When people study the Korea wave, for example, they routinely highlight the many things the Korean government got right in the late 90s, whether it was screen quotas for local films, creating a film commission that was really empowered and effective, launching the Busan film festival, and various other measures. With your background in public policy and government, are you working with government leaders in Africa to lobby for institutional mechanisms that would benefit these industries?

Yes. I started that work in government. Since leaving, I’ve worked with Namibia — the new president is the first female president and a former Minister of Communications. She wants to build a film city and bring production traffic beyond South Africa. We’re advising on incentives, how they work, how to invite creatives to showcase production capabilities. We also convene policymakers around entertainment industry issues through forums like the Africa CEO Forum and others. You have to engage policy if you want this to be effective. We can’t send 100 projects only to South Africa and Morocco. We need enabling environments across the continent. Everywhere we’ve taken up these conversations, we’ve found they’ve been very welcome, because leaders want to see those jobs come to their countries. 

You mentioned how you planned to return to government back in 2016, but didn’t due to the outcome of the U.S. presidential election that year. Have the  Trump Administration’s radical changes to U.S. policy and investment in Africa affected your fund’s initiatives in any way? 

Because we rely on partially on philanthropic funds, some institutions have had to fill gaps left by the dismantling of USAID. It’s harder to make the case for narrative change when there are urgent, immediate needs like getting people medicine.

But narrative change is still crucial — vaccine uptake, climate, destructive technology — popular culture shapes perceptions and outcomes. In some ways, in light of what’s been happening to Africa policy and across issues in the U.S., people see more clearly how important narrative investment is.

When I was thinking about your achievement in getting entertainment and media classified as a national security priority during your time with the Biden administration, I wondered how much of that push was a response to China’s soft-power ambitions, given that Africa is one places where they’ve actually gotten real traction in shifting perceptions. 

Oh yeah, China started outpacing the U.S. in investment on the continent 15 to 20 years ago. The Biden administration was asking how the U.S. maintains influence. The power of narrative was naturally strategic.

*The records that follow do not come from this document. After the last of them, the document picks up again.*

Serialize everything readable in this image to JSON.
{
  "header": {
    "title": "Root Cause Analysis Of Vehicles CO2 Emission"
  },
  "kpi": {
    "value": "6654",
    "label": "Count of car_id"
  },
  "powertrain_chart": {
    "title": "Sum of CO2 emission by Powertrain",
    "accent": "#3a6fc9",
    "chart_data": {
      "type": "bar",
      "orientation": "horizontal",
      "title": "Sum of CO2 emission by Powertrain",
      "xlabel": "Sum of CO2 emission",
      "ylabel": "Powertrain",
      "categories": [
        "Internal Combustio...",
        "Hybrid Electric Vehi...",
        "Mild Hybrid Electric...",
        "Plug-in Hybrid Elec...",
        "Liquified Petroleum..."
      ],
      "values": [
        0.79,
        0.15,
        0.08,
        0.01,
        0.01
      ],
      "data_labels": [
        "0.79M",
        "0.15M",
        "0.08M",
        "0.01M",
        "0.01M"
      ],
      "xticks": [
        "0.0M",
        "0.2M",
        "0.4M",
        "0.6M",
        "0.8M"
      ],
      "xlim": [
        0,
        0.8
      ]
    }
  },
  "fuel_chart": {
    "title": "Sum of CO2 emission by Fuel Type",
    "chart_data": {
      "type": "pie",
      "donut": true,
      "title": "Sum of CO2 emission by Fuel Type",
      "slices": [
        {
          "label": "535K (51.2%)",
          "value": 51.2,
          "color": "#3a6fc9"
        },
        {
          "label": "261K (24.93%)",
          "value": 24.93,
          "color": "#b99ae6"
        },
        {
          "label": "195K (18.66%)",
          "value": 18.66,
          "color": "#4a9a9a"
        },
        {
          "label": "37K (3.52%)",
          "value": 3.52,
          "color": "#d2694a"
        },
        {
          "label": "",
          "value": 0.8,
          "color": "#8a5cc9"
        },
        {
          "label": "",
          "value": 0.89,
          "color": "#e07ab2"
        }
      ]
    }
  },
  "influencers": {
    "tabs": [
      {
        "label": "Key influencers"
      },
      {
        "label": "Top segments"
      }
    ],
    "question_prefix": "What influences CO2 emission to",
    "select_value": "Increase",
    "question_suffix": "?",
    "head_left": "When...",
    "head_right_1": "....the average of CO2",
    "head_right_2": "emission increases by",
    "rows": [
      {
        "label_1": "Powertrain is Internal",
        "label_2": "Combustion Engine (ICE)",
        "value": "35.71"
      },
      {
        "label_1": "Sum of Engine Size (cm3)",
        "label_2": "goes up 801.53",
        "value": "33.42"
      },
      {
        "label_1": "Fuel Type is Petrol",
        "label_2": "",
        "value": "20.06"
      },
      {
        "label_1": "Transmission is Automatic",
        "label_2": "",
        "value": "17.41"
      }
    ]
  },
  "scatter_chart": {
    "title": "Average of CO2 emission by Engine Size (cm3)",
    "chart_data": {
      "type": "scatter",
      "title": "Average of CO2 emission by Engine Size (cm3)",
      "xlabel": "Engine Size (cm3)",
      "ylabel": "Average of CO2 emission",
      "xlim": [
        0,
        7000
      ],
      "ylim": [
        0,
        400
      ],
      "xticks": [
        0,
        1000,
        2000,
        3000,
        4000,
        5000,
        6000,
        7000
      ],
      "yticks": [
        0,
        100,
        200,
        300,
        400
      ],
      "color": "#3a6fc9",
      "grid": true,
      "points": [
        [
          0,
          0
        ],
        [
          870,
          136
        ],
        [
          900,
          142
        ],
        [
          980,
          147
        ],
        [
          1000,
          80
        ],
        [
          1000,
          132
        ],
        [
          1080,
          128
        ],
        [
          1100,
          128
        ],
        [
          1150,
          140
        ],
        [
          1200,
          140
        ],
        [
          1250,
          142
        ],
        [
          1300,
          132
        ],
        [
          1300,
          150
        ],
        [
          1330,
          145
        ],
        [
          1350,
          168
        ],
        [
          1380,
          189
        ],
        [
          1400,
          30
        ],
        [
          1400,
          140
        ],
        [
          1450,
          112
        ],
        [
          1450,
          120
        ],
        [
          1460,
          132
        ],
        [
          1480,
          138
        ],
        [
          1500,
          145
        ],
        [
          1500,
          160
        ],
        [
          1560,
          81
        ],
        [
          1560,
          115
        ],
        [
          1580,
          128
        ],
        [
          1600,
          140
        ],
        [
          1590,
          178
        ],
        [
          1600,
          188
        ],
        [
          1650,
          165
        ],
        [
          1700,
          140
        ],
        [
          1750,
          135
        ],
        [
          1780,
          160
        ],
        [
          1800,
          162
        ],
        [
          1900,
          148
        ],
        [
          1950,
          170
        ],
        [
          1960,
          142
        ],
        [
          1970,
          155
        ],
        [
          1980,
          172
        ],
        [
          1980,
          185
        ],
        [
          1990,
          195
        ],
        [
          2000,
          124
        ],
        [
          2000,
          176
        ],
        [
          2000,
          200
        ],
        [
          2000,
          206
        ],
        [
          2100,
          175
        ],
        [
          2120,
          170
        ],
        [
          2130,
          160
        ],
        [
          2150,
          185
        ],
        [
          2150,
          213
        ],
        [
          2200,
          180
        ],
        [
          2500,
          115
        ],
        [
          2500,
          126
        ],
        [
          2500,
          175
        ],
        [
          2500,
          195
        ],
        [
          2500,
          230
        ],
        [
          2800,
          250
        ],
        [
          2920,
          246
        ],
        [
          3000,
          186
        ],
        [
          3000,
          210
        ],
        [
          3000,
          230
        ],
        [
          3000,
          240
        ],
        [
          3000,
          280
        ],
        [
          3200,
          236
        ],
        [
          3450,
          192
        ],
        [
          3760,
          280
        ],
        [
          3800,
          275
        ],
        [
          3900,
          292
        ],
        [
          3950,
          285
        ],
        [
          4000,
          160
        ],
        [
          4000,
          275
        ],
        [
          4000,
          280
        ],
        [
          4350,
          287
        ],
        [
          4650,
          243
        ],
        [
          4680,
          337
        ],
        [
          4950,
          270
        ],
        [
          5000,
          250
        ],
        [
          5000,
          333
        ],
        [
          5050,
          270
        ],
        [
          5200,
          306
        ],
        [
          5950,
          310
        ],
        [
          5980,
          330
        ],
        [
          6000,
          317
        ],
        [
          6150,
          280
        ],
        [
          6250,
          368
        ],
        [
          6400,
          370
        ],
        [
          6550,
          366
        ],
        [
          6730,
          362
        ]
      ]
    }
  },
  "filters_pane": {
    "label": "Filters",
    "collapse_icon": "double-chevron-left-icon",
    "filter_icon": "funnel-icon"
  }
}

The U.S. once had the U.S. Information Agency throughout the Cold War, which did exactly this. China is very sophisticated. They’ve studied this. So are players across the Middle East. Everyone understands the strategic value of shaping narrative on a continent with this much demographic weight. It’s not just about the resources — it’s people and the role Africa will play in shaping the next century. It’s incredibly strategic, and China is playing the long game. 

If we don’t create mechanisms for U.S. engagement, we risk losing ground — commercially, politically and in terms of values. Right now, the U.S. is just on the periphery. I worry about that a lot. Obviously, this administration won’t be the one to engage. 

What’s the key message you want Hollywood stakeholders to hear right now?

I really want more stakeholders in Hollywood to expand their horizons and start thinking seriously about African content and how important it is that they engage. Obviously, we want funders to think about it too, but we really want the stakeholders — the Neons and A24s and the Disneys and the Lionsgates — to think about what their Africa strategy is going to be.

For the first time, in 2025, the demand for non-American, non-Western, non-English-language content exceeded 50 percent of the global revenue pie. Africa is clearly going to be a big part of that story, just given the demographics. So this is the time to expand the thinking about what the global entertainment industry is going to look like and who the players are going to be. We intend to shape how Africa and how people of African descent are going to play in the industry and reshape it for the better.